Supreme Court Will Decide Availability of Attorney’s Fees in Disability Cases

Posted by marykeating on April 17, 2010 under Employment benefit issues | Be the First to Comment

The Supreme Court will decide a case centering on the award of attorney’s fees in a long-term disability appeal.  The Fourth Circuit, which hears appeals from federal courts in Maryland, decided that the successful claimant could not obtain attorneys’ fees from the insurance company.  While the case will focus on a narrow provision of one law, ERISA, it has widespread ramifications.  The case is called Hardt v.

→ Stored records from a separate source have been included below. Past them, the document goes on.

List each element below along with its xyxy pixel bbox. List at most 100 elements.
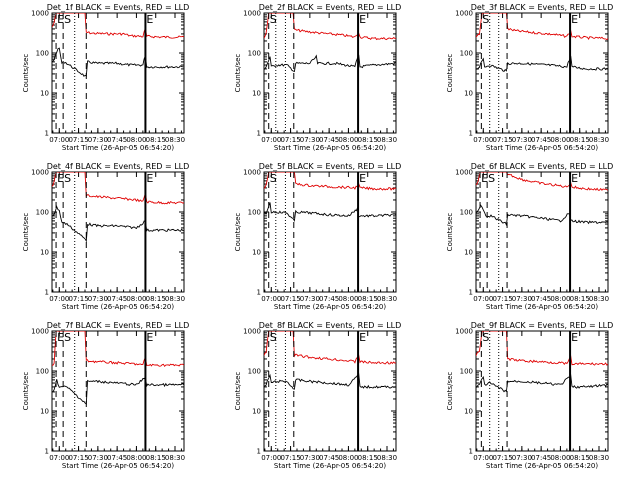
- x-tick-label: 07:45: [319, 136, 339, 144]
- events-series-line: [52, 47, 184, 77]
- plot-frame: [475, 171, 609, 293]
- x-tick-label: 07:15: [492, 454, 512, 462]
- y-tick-label: 1: [469, 130, 473, 138]
- y-tick-label: 100: [248, 50, 261, 58]
- x-tick-label: 07:15: [492, 136, 512, 144]
- x-tick-label: 08:15: [570, 295, 590, 303]
- y-axis-label: Counts/sec: [234, 54, 242, 93]
- y-tick-label: 100: [36, 368, 49, 376]
- plot-frame: [51, 12, 185, 134]
- x-axis-label: Start Time (26-Apr-05 06:54:20): [62, 144, 174, 152]
- y-axis-label: Counts/sec: [234, 372, 242, 411]
- y-tick-label: 1: [257, 289, 261, 297]
- panel-title: Det_7f BLACK = Events, RED = LLD: [47, 321, 190, 330]
- plot-frame: [263, 330, 397, 452]
- x-tick-label: 08:15: [358, 454, 378, 462]
- y-tick-label: 1000: [243, 10, 261, 18]
- events-series-line: [264, 372, 396, 390]
- x-tick-label: 07:00: [261, 454, 281, 462]
- panel: Det_3f BLACK = Events, RED = LLD 1 10 100 10…: [446, 3, 613, 152]
- plot-frame: [51, 330, 185, 452]
- y-tick-label: 1000: [455, 328, 473, 336]
- x-tick-label: 08:30: [589, 295, 609, 303]
- y-tick-label: 1000: [455, 169, 473, 177]
- x-tick-label: 07:45: [531, 136, 551, 144]
- time-marker-label: E: [359, 331, 366, 344]
- time-marker-label: E: [571, 13, 578, 26]
- x-tick-label: 07:45: [319, 454, 339, 462]
- lld-series-line: [52, 13, 184, 39]
- lld-series-line: [476, 172, 608, 191]
- lld-series-line: [52, 331, 184, 368]
- x-tick-label: 07:15: [280, 136, 300, 144]
- panel: Det_6f BLACK = Events, RED = LLD 1 10 100 10…: [446, 162, 613, 311]
- x-tick-label: 07:15: [68, 454, 88, 462]
- panel: Det_1f BLACK = Events, RED = LLD 1 10 100 10…: [22, 3, 189, 152]
- x-axis-label: Start Time (26-Apr-05 06:54:20): [486, 303, 598, 311]
- x-tick-label: 07:15: [68, 295, 88, 303]
- time-marker-label: E: [57, 13, 64, 26]
- x-tick-label: 07:45: [319, 295, 339, 303]
- lld-series-line: [264, 172, 396, 191]
- y-tick-label: 100: [248, 209, 261, 217]
- x-tick-label: 08:15: [146, 136, 166, 144]
- y-axis-label: Counts/sec: [22, 213, 30, 252]
- lld-series-line: [476, 13, 608, 41]
- y-tick-label: 10: [252, 249, 261, 257]
- x-tick-label: 08:00: [550, 454, 570, 462]
- y-tick-label: 1: [45, 289, 49, 297]
- x-tick-label: 08:00: [126, 295, 146, 303]
- plot-frame: [475, 12, 609, 134]
- panel: Det_9f BLACK = Events, RED = LLD 1 10 100 10…: [446, 321, 613, 470]
- x-tick-label: 07:30: [300, 454, 320, 462]
- panel-title: Det_9f BLACK = Events, RED = LLD: [471, 321, 614, 330]
- y-tick-label: 1: [257, 448, 261, 456]
- panel: Det_5f BLACK = Events, RED = LLD 1 10 100 10…: [234, 162, 401, 311]
- y-tick-label: 10: [252, 90, 261, 98]
- x-tick-label: 07:45: [107, 454, 127, 462]
- time-marker-label: E: [571, 172, 578, 185]
- y-tick-label: 100: [460, 209, 473, 217]
- plot-frame: [475, 330, 609, 452]
- x-tick-label: 07:45: [531, 295, 551, 303]
- time-marker-label: S: [64, 172, 71, 185]
- y-tick-label: 100: [36, 209, 49, 217]
- y-tick-label: 1: [45, 130, 49, 138]
- y-axis-label: Counts/sec: [22, 54, 30, 93]
- x-tick-label: 08:30: [165, 454, 185, 462]
- y-tick-label: 1: [469, 448, 473, 456]
- x-tick-label: 07:30: [512, 295, 532, 303]
- x-tick-label: 08:15: [570, 136, 590, 144]
- y-tick-label: 100: [36, 50, 49, 58]
- y-axis-label: Counts/sec: [22, 372, 30, 411]
- events-series-line: [264, 202, 396, 223]
- y-tick-label: 10: [40, 90, 49, 98]
- x-axis-label: Start Time (26-Apr-05 06:54:20): [274, 462, 386, 470]
- x-tick-label: 08:30: [377, 295, 397, 303]
- x-tick-label: 08:00: [338, 454, 358, 462]
- x-tick-label: 08:00: [126, 136, 146, 144]
- lld-series-line: [264, 331, 396, 365]
- y-tick-label: 1000: [31, 10, 49, 18]
- time-marker-label: E: [359, 172, 366, 185]
- time-marker-label: E: [57, 331, 64, 344]
- lld-series-line: [52, 172, 184, 205]
- plot-frame: [51, 171, 185, 293]
- x-tick-label: 07:00: [473, 454, 493, 462]
- time-marker-label: S: [270, 172, 277, 185]
- x-tick-label: 07:15: [68, 136, 88, 144]
- x-tick-label: 07:00: [261, 295, 281, 303]
- x-tick-label: 07:30: [300, 136, 320, 144]
- y-axis-label: Counts/sec: [446, 372, 454, 411]
- x-tick-label: 08:15: [146, 295, 166, 303]
- panel-title: Det_8f BLACK = Events, RED = LLD: [259, 321, 402, 330]
- x-tick-label: 08:00: [338, 136, 358, 144]
- panel: Det_4f BLACK = Events, RED = LLD 1 10 100 10…: [22, 162, 189, 311]
- plot-frame: [263, 12, 397, 134]
- panel-title: Det_2f BLACK = Events, RED = LLD: [259, 3, 402, 12]
- events-series-line: [476, 204, 608, 227]
- y-axis-label: Counts/sec: [446, 213, 454, 252]
- x-axis-label: Start Time (26-Apr-05 06:54:20): [62, 462, 174, 470]
- time-marker-label: S: [64, 331, 71, 344]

Reliance Standard Life Ins. , and discussed here.

ERISA is the acronym for the Employee Retirement and Income Security Act.  This law governs employee benefit plans, including not only pensions but health insurance, life insurance, and long-term disability insurance.  Among its provisions is a requirement that the benefit plan offer an internal administrative appeal procedure when claims are denied.

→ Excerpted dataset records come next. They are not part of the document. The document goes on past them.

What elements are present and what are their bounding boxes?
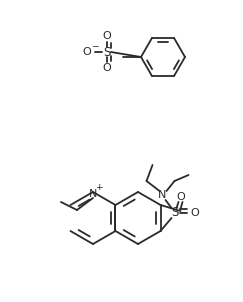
Text: S: S: [103, 46, 111, 59]
Text: N: N: [158, 190, 167, 200]
Text: O: O: [83, 47, 91, 57]
Text: N: N: [89, 189, 97, 199]
Text: O: O: [103, 63, 111, 73]
Text: O: O: [190, 208, 199, 218]
Text: O: O: [103, 31, 111, 41]
Text: O: O: [176, 192, 185, 202]
Text: −: −: [91, 41, 99, 50]
Text: S: S: [171, 207, 178, 220]
Text: +: +: [95, 184, 103, 192]
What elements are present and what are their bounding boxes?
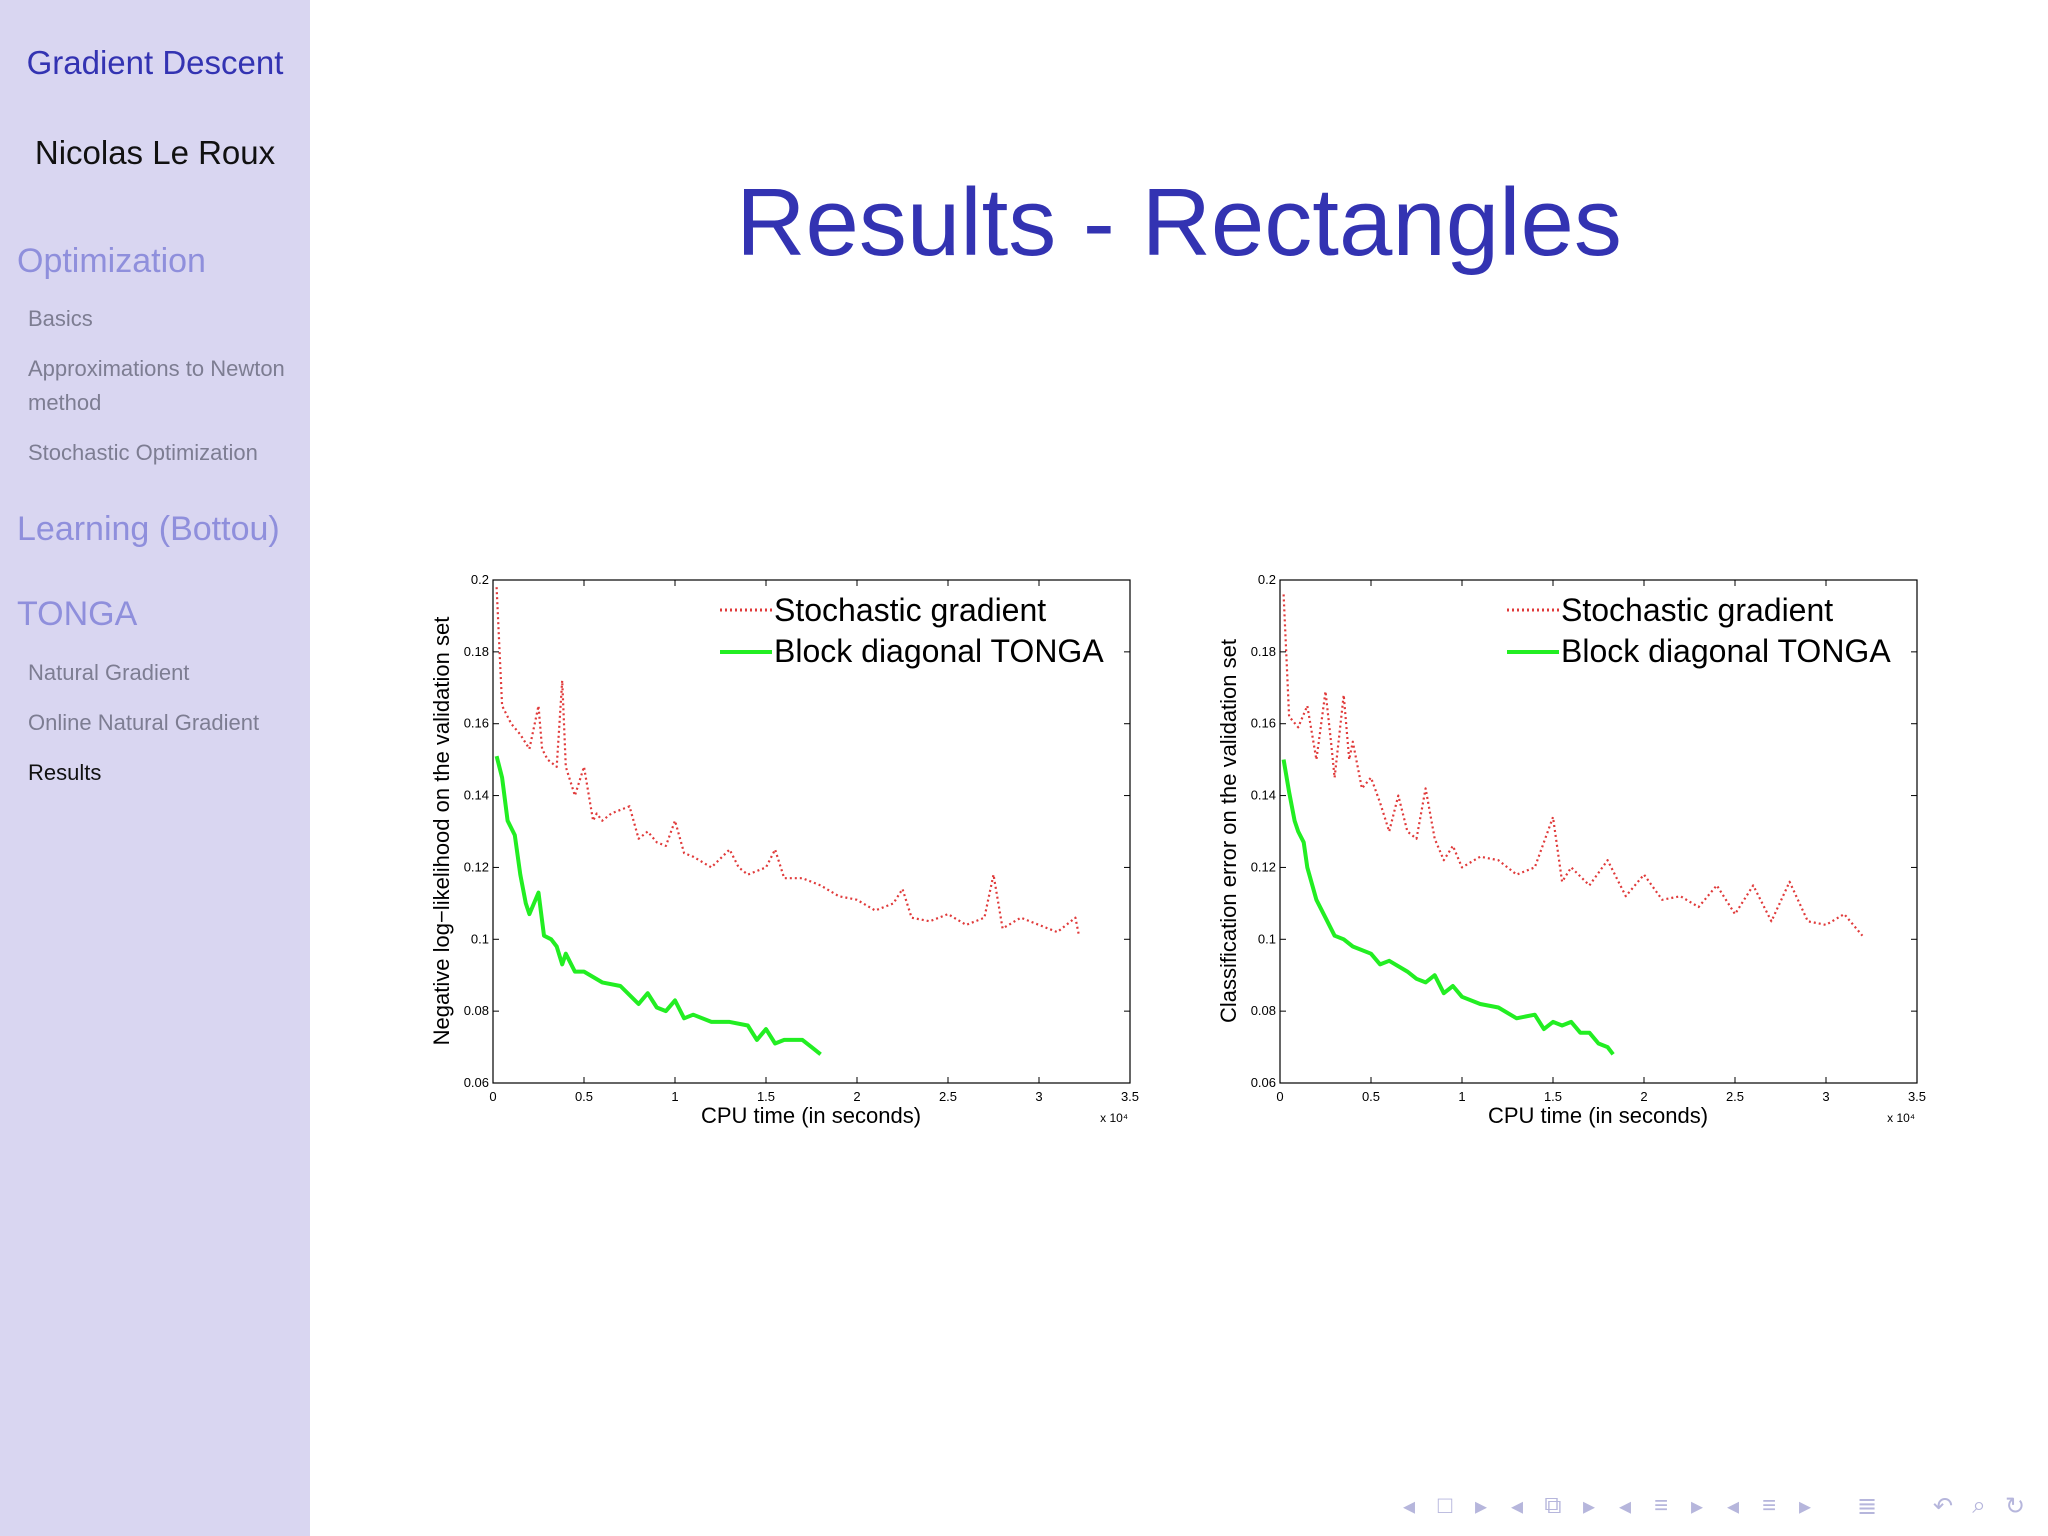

Long-term disability plans are frequently offered as fringe benefits.  As many people have found, however, the administrators of these plans can be very suspicious of claims, and may deny benefits to claimants on dubious grounds.  The administrators are often the same insurance companies who will pay the claim if they decide the claim is valid.  A disabled person can go to court only after “exhausting” the administrative remedies (the word used by the courts is especially appropriate here).  Then the court will review the decision of the administrator by comparing the definitions of the plan, the medical evidence, and the administrator’s reasoning.  Ordinarily the disabled employee cannot add more information in court, so developing a good administrative record is key.   disabled

Bridget Hardt’s experience followed a path I’ve seen many times.  Her injuries and subsequent health issues prevented her from working, according to her and her doctors. The Social Security Administration agreed that she was unable to work and granted her benefits, but the long-term disability plan administrator did not agree.  She filed suit under ERISA, and the federal court instructed the administrator to reconsider the evidence.  It relented at that point, and gave her benefits through retirement age.

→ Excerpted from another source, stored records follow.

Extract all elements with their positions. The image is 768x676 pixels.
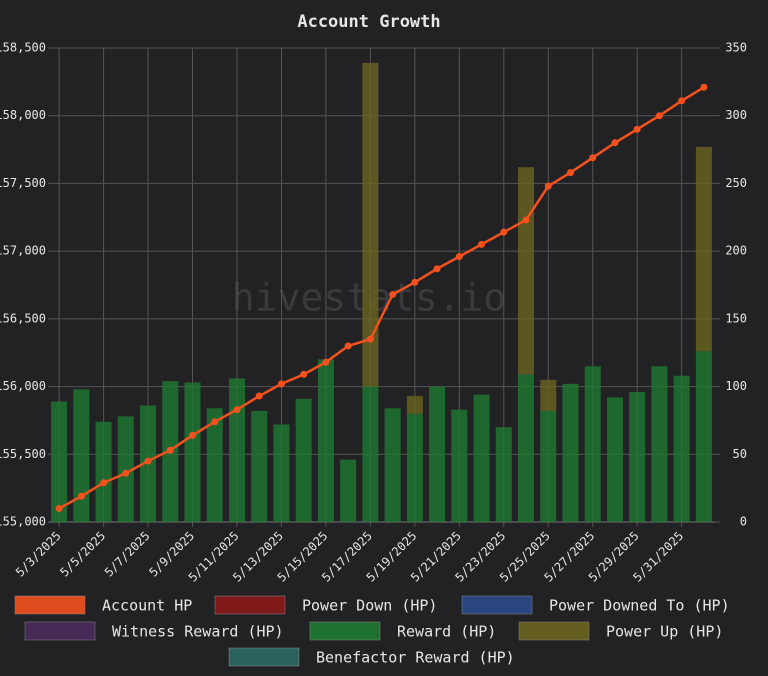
bar (540, 410, 557, 522)
point (655, 112, 663, 120)
bar (473, 394, 490, 522)
point (233, 406, 241, 414)
line (58, 86, 705, 510)
bar (295, 398, 312, 522)
point (478, 240, 486, 248)
point (255, 392, 263, 400)
point (433, 265, 441, 273)
legend-swatch (228, 647, 300, 667)
legend-label: Benefactor Reward (HP) (316, 649, 515, 667)
legend-swatch (14, 595, 86, 615)
y2-tick-label: 300 (725, 108, 747, 122)
y-tick-label: 157,000 (0, 244, 46, 258)
bar (206, 408, 223, 522)
y2-tick-label: 100 (725, 379, 747, 393)
y2-tick-label: 350 (725, 41, 747, 55)
bar (584, 366, 601, 522)
point (455, 253, 463, 261)
y2-tick-label: 150 (725, 311, 747, 325)
point (300, 370, 308, 378)
y2-tick-label: 250 (725, 176, 747, 190)
bar (51, 401, 68, 522)
point (322, 358, 330, 366)
legend-label: Witness Reward (HP) (112, 623, 284, 641)
point (589, 154, 597, 162)
y2-tick-label: 0 (740, 515, 747, 529)
bar (317, 359, 334, 522)
bar (362, 62, 379, 387)
legend-label: Account HP (102, 597, 192, 615)
bar (606, 397, 623, 522)
bar (695, 351, 712, 522)
point (144, 457, 152, 465)
y-tick-label: 158,500 (0, 41, 46, 55)
point (544, 182, 552, 190)
point (633, 125, 641, 133)
point (566, 169, 574, 177)
bar (562, 383, 579, 522)
point (277, 380, 285, 388)
bar (73, 389, 90, 522)
legend-swatch (461, 595, 533, 615)
y-tick-label: 157,500 (0, 176, 46, 190)
legend-swatch (24, 621, 96, 641)
bar (451, 409, 468, 522)
bar (518, 374, 535, 522)
point (500, 228, 508, 236)
legend-swatch (214, 595, 286, 615)
bar (384, 408, 401, 522)
bar (651, 366, 668, 522)
bar (406, 396, 423, 414)
bar (429, 386, 446, 522)
bar (495, 427, 512, 522)
bar (340, 459, 357, 522)
legend-label: Power Down (HP) (302, 597, 437, 615)
bar (184, 382, 201, 522)
y-tick-label: 155,000 (0, 515, 46, 529)
bar (673, 375, 690, 522)
y2-tick-label: 200 (725, 244, 747, 258)
bar (251, 410, 268, 522)
point (100, 479, 108, 487)
bar (228, 378, 245, 522)
point (366, 335, 374, 343)
y2-tick-label: 50 (733, 447, 747, 461)
legend-label: Power Up (HP) (606, 623, 723, 641)
legend-label: Power Downed To (HP) (549, 597, 730, 615)
point (700, 83, 708, 91)
bar (95, 421, 112, 522)
point (611, 139, 619, 147)
point (678, 97, 686, 105)
legend-swatch (518, 621, 590, 641)
point (389, 290, 397, 298)
legend-swatch (309, 621, 381, 641)
point (77, 492, 85, 500)
point (166, 446, 174, 454)
point (189, 431, 197, 439)
bar (406, 413, 423, 522)
chart-title: Account Growth (297, 12, 440, 32)
y-tick-label: 156,500 (0, 311, 46, 325)
y-tick-label: 156,000 (0, 379, 46, 393)
bar (273, 424, 290, 522)
point (211, 418, 219, 426)
bar (540, 379, 557, 411)
bar (695, 146, 712, 352)
bar (518, 167, 535, 375)
bar (629, 391, 646, 522)
point (55, 504, 63, 512)
y-tick-label: 158,000 (0, 108, 46, 122)
point (411, 278, 419, 286)
bar (362, 386, 379, 522)
y-tick-label: 155,500 (0, 447, 46, 461)
legend-label: Reward (HP) (397, 623, 496, 641)
point (522, 216, 530, 224)
bar (117, 416, 134, 522)
point (344, 342, 352, 350)
point (122, 469, 130, 477)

Under ERISA, a court may order a party to pay the other person’s attorney’s fees if the case was successful.  These fee-shifting statutes are designed, in part, to encourage attorneys to take cases for people who might not be able to afford representation.  The federal court in Ms. Hardt’s case awarded attorney’s fees to her; but the appeals court disagreed, holding that the administrator’s reconsideration did not result in a judgment in favor of the claimant, so Ms. Hardt did not qualify as a prevailing party.  In other words, her success on the claim was not the result of a court order telling the administrator to pay the claim.

Because other federal courts have taken the opposite view, and because ERISA cases frequently arise in federal court, the Supreme Court has decided to resolve the question.  It would be unfortunate if the Supreme Court takes the narrow view adopted by the Fourth Circuit.  It is difficult for someone to battle an insurance company, and sometimes the nature of the employee’s disability makes it even harder to jump through the company’s hoops.  A lawyer can be helpful to formulate the arguments and amass the evidence that might lead the insurance company to agree with the person’s doctor that she’s disabled.  When the administrator agrees during that administrative process, attorney’s fees are not recoverable. But if they make a federal case out of it, it seems fair to make the insurance company pay for the successful person’s fees, even if the success does not stem from a judgment.

The decision should be issued by the end of June.